Covid second wave and prospect of a Brexit hit fuel fears for recovery
Consumer sentiment hit a record low this month amid rising numbers of Covid-19 cases and the increasing possibility of a hard Brexit, according to the Bank of Ireland Economic Pulse.
Households took a more pessimistic view of prospects for the economy and jobs in October as public health-related restrictions were tightened.
The Economic Pulse combines the results of data tracking consumer and business sentiment into a single index.
Sentiment can indicate how willing a person or firm is to spend and invest. The chances of a swift recovery from the recession prompted by the Covid-19 pandemic and associated lockdowns will depend on how quickly both consumer and business sentiment recovers.
At 48.5 in October, the Consumer Pulse was down 4.3 on last month’s reading and 21.4 lower than a year ago.

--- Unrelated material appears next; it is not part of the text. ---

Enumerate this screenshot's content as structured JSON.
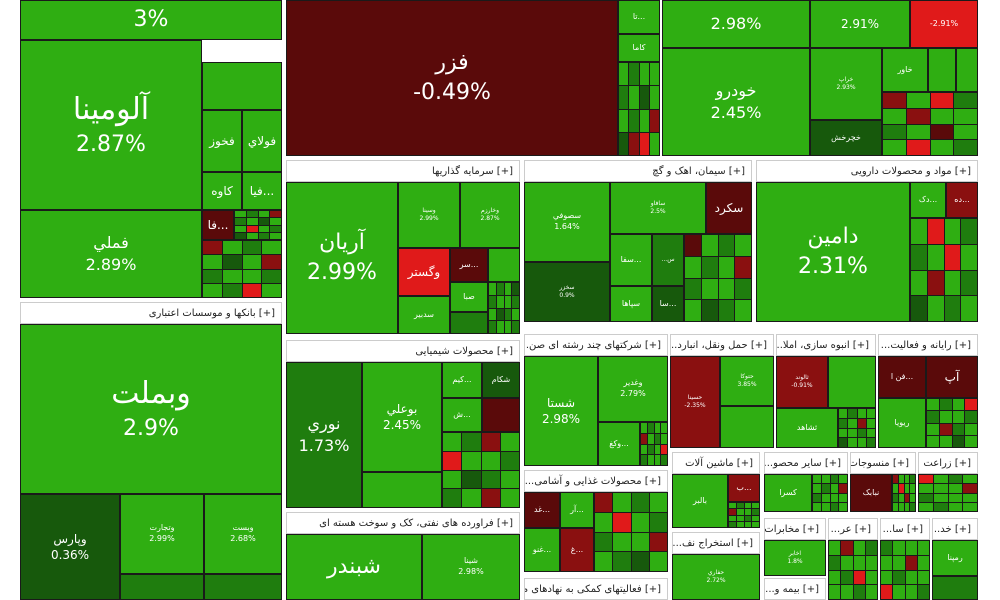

It comes as the country moved into Level 5 restrictions, which has forced thousands of businesses to temporarily shut.
Of those surveyed, three in four people are expecting unemployment to rise.
Spending sentiment among consumers was also slightly softer than in September, while savings sentiment was a firmer – four in five considered it an appropriate time to save, up from 75pc last month.
Attitudes among firms was also more subdued, with companies downgrading near-term expectations for activity and jobs.
While Budget 2021 included additional supports for businesses, Covid- and Brexit-related uncertainty weighed on the mood.
The Business Pulse looks at four sectors; construction, retail, services and industry. All four posted weaker readings this month, with the Services Pulse seeing the biggest drop amid further restrictions on the hospitality sector.
Dr Loretta O’Sullivan, chief economist at Bank of Ireland said the results were “disappointing but not surprising”.
“Heightened Covid and Brexit uncertainty saw households and firms pare back their expectations for the economy, business activity and jobs and with Level 5 restrictions now imposed, the growth outlook for the fourth quarter of the year is challenging,” Dr O’Sullivan said.
The report, which is conducted in conjunction with the European Commission, surveys 1,000 households and approximately 2,000 businesses on a range of topics including the economy, their financial situation, spending plans, house price expectations and business activity.
It comes as German business morale fell for the first time in six months in October, weighed down by companies' concerns about rising coronavirus infection rates that are making them more cautious about the coming months, a survey showed yesterday.
The Ifo institute said its German business climate index fell to 92.7 from a revised 93.2 in September.
"Companies are considerably more sceptical regarding developments over the coming months," Ifo president Clemens Fuest said. "In view of rising infection numbers, German business is becoming increasingly worried."
Consumer morale in Europe’s largest economy also fell as fears of a second coronavirus wave made Germans less willing to spend.